Fonction mannwhitneyu - module scipy.stats

Signature de la fonction mannwhitneyu

def mannwhitneyu(x, y, use_continuity=True, alternative='two-sided', axis=0, method='auto', *, nan_policy='propagate', keepdims=False)

Description

help(scipy.stats.mannwhitneyu)

    


Perform the Mann-Whitney U rank test on two independent samples.

The Mann-Whitney U test is a nonparametric test of the null hypothesis
that the distribution underlying sample `x` is the same as the
distribution underlying sample `y`. It is often used as a test of
difference in location between distributions.

Parameters
----------
x, y : array-like
    N-d arrays of samples. The arrays must be broadcastable except along
    the dimension given by `axis`.
use_continuity : bool, optional
    Whether a continuity correction (1/2) should be applied.
    Default is True when `method` is ``'asymptotic'``; has no effect
    otherwise.
alternative : {'two-sided', 'less', 'greater'}, optional
    Defines the alternative hypothesis. Default is 'two-sided'.
    Let *SX(u)* and *SY(u)* be the survival functions of the
    distributions underlying `x` and `y`, respectively. Then the following
    alternative hypotheses are available:
    
    * 'two-sided': the distributions are not equal, i.e. *SX(u) ≠ SY(u)* for
      at least one *u*.
    * 'less': the distribution underlying `x` is stochastically less
      than the distribution underlying `y`, i.e. *SX(u) < SY(u)* for all *u*.
    * 'greater': the distribution underlying `x` is stochastically greater
      than the distribution underlying `y`, i.e. *SX(u) > SY(u)* for all *u*.
    
    Under a more restrictive set of assumptions, the alternative hypotheses
    can be expressed in terms of the locations of the distributions;
    see [5]_ section 5.1.
axis : int or None, default: 0
    If an int, the axis of the input along which to compute the statistic.
    The statistic of each axis-slice (e.g. row) of the input will appear in a
    corresponding element of the output.
    If ``None``, the input will be raveled before computing the statistic.
method : {'auto', 'asymptotic', 'exact'} or `PermutationMethod` instance, optional
    Selects the method used to calculate the *p*-value.
    Default is 'auto'. The following options are available.
    
    * ``'asymptotic'``: compares the standardized test statistic
      against the normal distribution, correcting for ties.
    * ``'exact'``: computes the exact *p*-value by comparing the observed
      :math:`U` statistic against the exact distribution of the :math:`U`
      statistic under the null hypothesis.
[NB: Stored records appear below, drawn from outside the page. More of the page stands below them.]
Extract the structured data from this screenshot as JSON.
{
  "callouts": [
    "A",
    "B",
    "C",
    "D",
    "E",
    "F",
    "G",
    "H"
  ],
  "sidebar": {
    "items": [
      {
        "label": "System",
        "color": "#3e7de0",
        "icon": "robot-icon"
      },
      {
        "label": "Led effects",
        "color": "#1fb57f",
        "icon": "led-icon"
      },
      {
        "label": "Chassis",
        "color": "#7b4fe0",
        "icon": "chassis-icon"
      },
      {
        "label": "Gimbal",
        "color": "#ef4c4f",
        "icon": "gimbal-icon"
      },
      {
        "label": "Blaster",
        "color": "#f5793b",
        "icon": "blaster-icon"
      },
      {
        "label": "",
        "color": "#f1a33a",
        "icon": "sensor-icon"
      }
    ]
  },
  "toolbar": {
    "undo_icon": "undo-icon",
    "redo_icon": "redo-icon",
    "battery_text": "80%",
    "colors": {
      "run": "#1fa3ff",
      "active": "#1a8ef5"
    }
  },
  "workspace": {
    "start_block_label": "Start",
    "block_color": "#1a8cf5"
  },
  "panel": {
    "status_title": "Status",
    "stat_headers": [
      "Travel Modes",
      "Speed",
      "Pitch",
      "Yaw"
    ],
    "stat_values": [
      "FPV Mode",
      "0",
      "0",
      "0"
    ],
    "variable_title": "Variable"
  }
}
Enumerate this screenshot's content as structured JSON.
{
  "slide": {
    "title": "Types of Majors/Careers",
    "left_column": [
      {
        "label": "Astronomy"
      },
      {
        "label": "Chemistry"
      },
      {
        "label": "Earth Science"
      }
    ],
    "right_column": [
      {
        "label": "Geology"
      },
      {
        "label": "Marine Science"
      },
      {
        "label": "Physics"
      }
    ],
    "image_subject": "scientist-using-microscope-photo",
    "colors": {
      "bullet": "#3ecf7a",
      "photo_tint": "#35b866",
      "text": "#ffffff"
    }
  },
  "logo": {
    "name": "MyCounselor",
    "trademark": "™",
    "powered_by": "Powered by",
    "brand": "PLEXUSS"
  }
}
No correction is made for ties.
    * ``'auto'``: chooses ``'exact'`` when the size of one of the samples
      is less than or equal to 8 and there are no ties;
      chooses ``'asymptotic'`` otherwise.
    * `PermutationMethod` instance. In this case, the p-value
      is computed using `permutation_test` with the provided
      configuration options and other appropriate settings.
nan_policy : {'propagate', 'omit', 'raise'}
    Defines how to handle input NaNs.
    
    - ``propagate``: if a NaN is present in the axis slice (e.g. row) along
      which the  statistic is computed, the corresponding entry of the output
      will be NaN.
    - ``omit``: NaNs will be omitted when performing the calculation.
      If insufficient data remains in the axis slice along which the
      statistic is computed, the corresponding entry of the output will be
      NaN.
    - ``raise``: if a NaN is present, a ``ValueError`` will be raised.
keepdims : bool, default: False
    If this is set to True, the axes which are reduced are left
    in the result as dimensions with size one. With this option,
    the result will broadcast correctly against the input array.

Returns
-------
res : MannwhitneyuResult
    An object containing attributes:
    
    statistic : float
        The Mann-Whitney U statistic corresponding with sample `x`. See
        Notes for the test statistic corresponding with sample `y`.
    pvalue : float
        The associated *p*-value for the chosen `alternative`.

See Also
--------

:func:`scipy.stats.wilcoxon`, :func:`scipy.stats.ranksums`, :func:`scipy.stats.ttest_ind`
    ..

Notes
-----
If ``U1`` is the statistic corresponding with sample `x`, then the
statistic corresponding with sample `y` is
``U2 = x.shape[axis] * y.shape[axis] - U1``.

`mannwhitneyu` is for independent samples. For related / paired samples,
consider `scipy.stats.wilcoxon`.

`method` ``'exact'`` is recommended when there are no ties and when either
sample size is less than 8 [1]_. The implementation follows the algorithm
reported in [3]_.
Note that the exact method is *not* corrected for ties, but
`mannwhitneyu` will not raise errors or warnings if there are ties in the
data. If there are ties and either samples is small (fewer than ~10
observations), consider passing an instance of `PermutationMethod`
as the `method` to perform a permutation test.

The Mann-Whitney U test is a non-parametric version of the t-test for
independent samples. When the means of samples from the populations
are normally distributed, consider `scipy.stats.ttest_ind`.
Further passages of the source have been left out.